Kids, oh did I want kids. My dream was to have 3 boys and then a girl. Now Mike made it clear from day one he wanted two and they should be boys. lol Girls just scare him. I guess I should say the thought of daughters scares him. So I thought about this desire of my heart and know that it is mixed with both disappointment and grief. As much joy as I feel for Avery, there is still pain. And is that pain anger? Yes it is. Not anger at him but anger at what happened to him. So I prayed. I mean seriously what else is there to do. I do not want to be angry. I do not want to feel pain about my child. I do not want that pain to effect all the other parts of my life, so I pray. I asked God to give me peace. I gave up the anger to Him. I lay it at his feet, I don't want it. I only want what is of Him. He did not give me anger, he gave me patients. I chose the anger.

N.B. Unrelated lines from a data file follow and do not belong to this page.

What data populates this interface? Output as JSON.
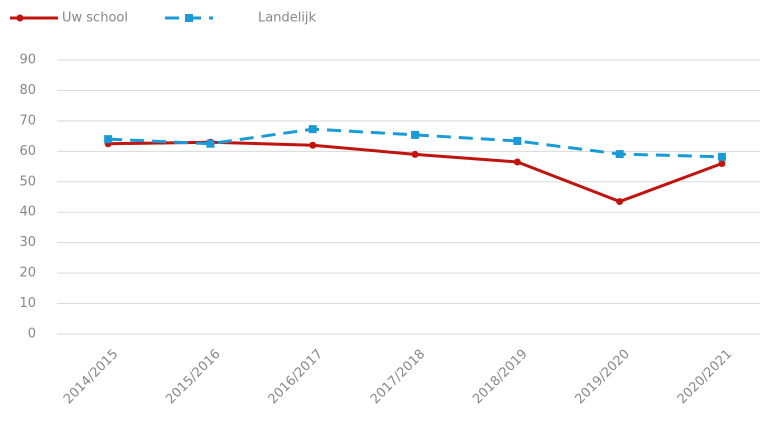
{
  "chart_data": {
    "type": "line",
    "categories": [
      "2014/2015",
      "2015/2016",
      "2016/2017",
      "2017/2018",
      "2018/2019",
      "2019/2020",
      "2020/2021"
    ],
    "series": [
      {
        "name": "Uw school",
        "color": "#c0140f",
        "values": [
          62.5,
          63,
          62,
          59,
          56.5,
          43.5,
          56
        ]
      },
      {
        "name": "Landelijk",
        "color": "#1a9ad6",
        "values": [
          64,
          62.5,
          67.3,
          65.4,
          63.4,
          59.1,
          58.2
        ]
      }
    ],
    "ylim": [
      0,
      90
    ],
    "yticks": [
      0,
      10,
      20,
      30,
      40,
      50,
      60,
      70,
      80,
      90
    ],
    "grid": true,
    "legend": "top-left"
  }
}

So what a wonderful few days it has been. Not to be angry, but to be patient. Avery is the one who needs the most patience but he is the one I show the least with. There really can be a gap from when I ask him something to when he answers it. And me trying to hurry that only makes it longer.
I love my family, my boys. And I want to be the best mom the best wife, the one God created for them. Being a wife and a mom is the best thing I have ever done. I am so very blessed that I get to be Mike's wife and Avery and Zachery's mom. So I put away all that I have lost the babies gone too quickly, the family too far, the people who are missing. And I am working on my pillars so that all of my love can shine through.
There is a part of me that doesn't want to post this. I fear that it looks like, I didn't like Avery or I was mad at him or any of those negative things. But I know that you that know me, know how much I champion him. I really can't imagine our life any differently. Only sweeter.